I was thinking about detail this morning, as I got out of my car and walked across the Moose Lodge Parking Lot. It was already cold and windy, and being 9:30 a.m., the sky was blue/orange in color. The moon was just a sliver.
I went inside, through two doors, walked into a dining hall, stopped to pay $10.00 for my Lions Club Breakfast. I had $9.00 in change. I told Elda, who was taking the money, that I forgot the dollar bill that I had set aside when I was counting the money out of the fish box that my mother had once given me.
It is odd, how after my mother died, that the few objects she left me have acquired significance; the fish box (as I call it), which we use to put our change, it is significance and also has a purpose. We keep our change in it.
I was circumspect and didn’t say anything negative to Elda about her role in the Palmer Senior Center’s financial shortfall.
There were numerous small tables, and numerous people sitting at them, eating breakfast. The wall decorations consisted of dead animals, mainly moose, some deer, a few elk. One moose had blue lights looped around his antlers.
I went up to where the food was being served and spoke first with the woman who was behind a table, her job was to pass out plates, forks, knives, and napkins. We talked a bit. She said she was tired. I said I’d take her place. And so I got the easy job, which was saying hello to those who were waiting in line for breakfast items – pancakes, hashbrowns, scrambled eggs, bacon, and gravy.
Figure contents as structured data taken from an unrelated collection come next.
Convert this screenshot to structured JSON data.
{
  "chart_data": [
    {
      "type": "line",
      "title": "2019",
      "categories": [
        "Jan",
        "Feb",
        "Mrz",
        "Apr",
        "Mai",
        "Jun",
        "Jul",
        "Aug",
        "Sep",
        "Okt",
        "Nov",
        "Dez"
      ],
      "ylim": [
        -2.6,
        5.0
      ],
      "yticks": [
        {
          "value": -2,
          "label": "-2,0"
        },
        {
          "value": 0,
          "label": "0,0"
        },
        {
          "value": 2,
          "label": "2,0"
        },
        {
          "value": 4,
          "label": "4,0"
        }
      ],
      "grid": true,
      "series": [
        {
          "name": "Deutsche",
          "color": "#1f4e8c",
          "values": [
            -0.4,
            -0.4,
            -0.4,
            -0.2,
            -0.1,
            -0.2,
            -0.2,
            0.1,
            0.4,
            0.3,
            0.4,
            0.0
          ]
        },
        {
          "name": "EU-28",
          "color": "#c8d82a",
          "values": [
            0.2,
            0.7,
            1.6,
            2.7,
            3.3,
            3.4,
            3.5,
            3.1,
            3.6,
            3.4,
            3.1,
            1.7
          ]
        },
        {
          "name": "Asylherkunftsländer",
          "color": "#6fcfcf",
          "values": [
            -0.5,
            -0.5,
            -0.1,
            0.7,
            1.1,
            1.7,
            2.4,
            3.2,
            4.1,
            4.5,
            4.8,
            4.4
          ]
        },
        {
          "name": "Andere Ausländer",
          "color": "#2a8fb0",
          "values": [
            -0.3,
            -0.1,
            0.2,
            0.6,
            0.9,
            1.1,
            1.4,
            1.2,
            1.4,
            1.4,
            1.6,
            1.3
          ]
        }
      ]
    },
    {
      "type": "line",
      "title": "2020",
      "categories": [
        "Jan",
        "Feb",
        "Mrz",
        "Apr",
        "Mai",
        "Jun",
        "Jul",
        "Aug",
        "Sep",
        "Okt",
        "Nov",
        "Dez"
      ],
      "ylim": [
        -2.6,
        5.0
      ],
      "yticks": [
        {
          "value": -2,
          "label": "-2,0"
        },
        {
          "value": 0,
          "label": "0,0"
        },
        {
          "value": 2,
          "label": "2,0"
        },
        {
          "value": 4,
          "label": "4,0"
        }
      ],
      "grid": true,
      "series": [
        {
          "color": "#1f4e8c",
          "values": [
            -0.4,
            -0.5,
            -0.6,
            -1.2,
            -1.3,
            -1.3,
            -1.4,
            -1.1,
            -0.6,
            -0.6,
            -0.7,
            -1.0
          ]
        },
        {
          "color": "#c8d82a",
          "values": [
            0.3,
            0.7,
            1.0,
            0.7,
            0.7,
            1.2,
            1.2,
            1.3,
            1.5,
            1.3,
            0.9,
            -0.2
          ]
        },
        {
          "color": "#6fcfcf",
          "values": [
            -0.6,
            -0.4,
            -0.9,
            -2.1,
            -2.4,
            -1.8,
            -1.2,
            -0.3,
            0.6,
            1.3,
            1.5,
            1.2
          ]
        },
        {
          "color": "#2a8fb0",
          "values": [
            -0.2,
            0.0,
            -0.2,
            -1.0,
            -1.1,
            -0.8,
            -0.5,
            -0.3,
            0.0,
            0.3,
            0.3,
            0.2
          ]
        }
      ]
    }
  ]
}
I was hungry, but gosh darn, I had a job to do, which was to say hello to the breakfast eaters. The Lions, mainly older woman wearing their bright yellow vests, they swarmed around me, making sure that there were enough utensils and plates on hand.
I made very small talk with those in the breakfast line, as small as I could get. Everyone has a story, and I elicited stories related to holiday wear, the windstorm, breakfast, getting up early. And people, amazingly, were genuinely friendly.
I surprised myself because the smaller the talk is, the less apt I am to engage in it. It helped that I didn’t know anyone, but I did feel at a loss, not having any books to pass out and talk about.
I extricated myself from the ho ha by joining my old friend Julie. We ate breakfast together. She told me that her husband had just had back surgery and showed me the MRI image of the cyst that was up against his spinal column.
I left when she did, removed my apron and got the hell out of the Moose Lodge. It was by now light outside – and blustery.
I went to the hotel and sorted 30 plus boxes of books.